The microscope discovers to us in every object as it were a thousand other objects that had escaped our notice. But how many other objects are there in every object discovered by the microscope which the microscope itself cannot
discover? What should not we see if we could still subtilise and improve more and more the instruments that help out weak and dull sight? Let us supply by our imagination what our eyes are defective in; and let our fancy itself be a
kind of microscope, and represent to us in every atom a thousand new and invisible worlds: but it will never be able incessantly to paint to us new discoveries in little bodies; it will be tired, and forced at last to stop, and sink, leaving in
the smallest organ of a body a thousand wonders undiscovered.
SECT. XXII. Of the Structure or Frame of the Animal.

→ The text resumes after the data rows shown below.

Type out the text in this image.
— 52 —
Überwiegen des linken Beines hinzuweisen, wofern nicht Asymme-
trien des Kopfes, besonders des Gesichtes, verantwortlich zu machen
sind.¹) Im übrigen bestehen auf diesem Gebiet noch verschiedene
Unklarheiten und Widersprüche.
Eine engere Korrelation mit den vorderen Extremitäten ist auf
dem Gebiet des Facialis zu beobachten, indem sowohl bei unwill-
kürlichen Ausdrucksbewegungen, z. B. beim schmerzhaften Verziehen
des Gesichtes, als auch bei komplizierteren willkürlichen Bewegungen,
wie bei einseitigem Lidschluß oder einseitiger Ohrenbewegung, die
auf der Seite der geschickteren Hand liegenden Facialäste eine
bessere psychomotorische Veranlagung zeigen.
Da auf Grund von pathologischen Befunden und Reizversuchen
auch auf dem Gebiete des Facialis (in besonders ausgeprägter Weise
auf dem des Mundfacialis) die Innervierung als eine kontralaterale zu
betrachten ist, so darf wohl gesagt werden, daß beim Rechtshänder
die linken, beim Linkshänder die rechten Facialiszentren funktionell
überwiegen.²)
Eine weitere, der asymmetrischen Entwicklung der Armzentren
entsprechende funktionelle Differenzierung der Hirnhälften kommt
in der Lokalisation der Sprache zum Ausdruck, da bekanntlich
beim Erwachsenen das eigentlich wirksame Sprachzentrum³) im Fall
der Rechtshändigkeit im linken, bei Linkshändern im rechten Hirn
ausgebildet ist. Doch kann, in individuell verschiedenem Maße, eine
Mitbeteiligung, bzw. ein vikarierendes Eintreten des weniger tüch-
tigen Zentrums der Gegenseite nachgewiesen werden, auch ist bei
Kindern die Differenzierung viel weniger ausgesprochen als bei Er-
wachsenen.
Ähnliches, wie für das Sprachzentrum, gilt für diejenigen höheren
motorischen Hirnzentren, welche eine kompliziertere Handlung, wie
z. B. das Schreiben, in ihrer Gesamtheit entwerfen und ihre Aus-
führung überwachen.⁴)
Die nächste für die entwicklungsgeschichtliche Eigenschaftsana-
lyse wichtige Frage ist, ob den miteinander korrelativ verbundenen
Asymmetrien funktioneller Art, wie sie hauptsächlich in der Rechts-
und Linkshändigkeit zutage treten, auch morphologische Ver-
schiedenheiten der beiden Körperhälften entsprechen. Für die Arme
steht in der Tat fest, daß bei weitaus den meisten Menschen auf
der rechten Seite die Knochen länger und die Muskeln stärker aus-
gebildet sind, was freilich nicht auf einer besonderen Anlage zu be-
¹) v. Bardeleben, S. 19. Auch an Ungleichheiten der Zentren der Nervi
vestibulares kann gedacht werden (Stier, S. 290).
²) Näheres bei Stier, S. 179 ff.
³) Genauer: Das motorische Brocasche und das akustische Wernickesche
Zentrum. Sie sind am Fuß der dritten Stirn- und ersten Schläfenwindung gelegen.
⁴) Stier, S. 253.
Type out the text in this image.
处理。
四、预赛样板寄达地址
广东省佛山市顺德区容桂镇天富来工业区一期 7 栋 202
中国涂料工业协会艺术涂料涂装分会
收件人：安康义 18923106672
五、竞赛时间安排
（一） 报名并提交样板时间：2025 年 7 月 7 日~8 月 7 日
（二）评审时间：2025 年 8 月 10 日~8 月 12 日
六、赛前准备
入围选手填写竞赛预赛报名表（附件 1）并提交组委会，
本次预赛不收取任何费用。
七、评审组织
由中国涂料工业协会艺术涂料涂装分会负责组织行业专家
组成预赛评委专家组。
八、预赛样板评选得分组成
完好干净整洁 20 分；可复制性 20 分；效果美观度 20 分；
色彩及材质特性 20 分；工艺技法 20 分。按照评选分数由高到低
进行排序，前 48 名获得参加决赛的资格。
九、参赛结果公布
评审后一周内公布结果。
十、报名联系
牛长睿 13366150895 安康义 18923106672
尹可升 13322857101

Let us confine ourselves within the animal's machine, which has three things that never can be too much admired: First, it has in it wherewithal to defend itself against those that attack it, in order to destroy it. Secondly, it has a
faculty of reviving itself by food. Thirdly, it has wherewithal to perpetuate its species by generation. Let us bestow some considerations on these three things.
SECT. XXIII. Of the Instinct of the Animal.
Animals are endowed with what is called instinct, both to approach useful and beneficial objects, and to avoid such as may be noxious and destructive to them. Let us not inquire wherein this instinct consists, but content ourselves with
matter of fact, without reasoning upon it.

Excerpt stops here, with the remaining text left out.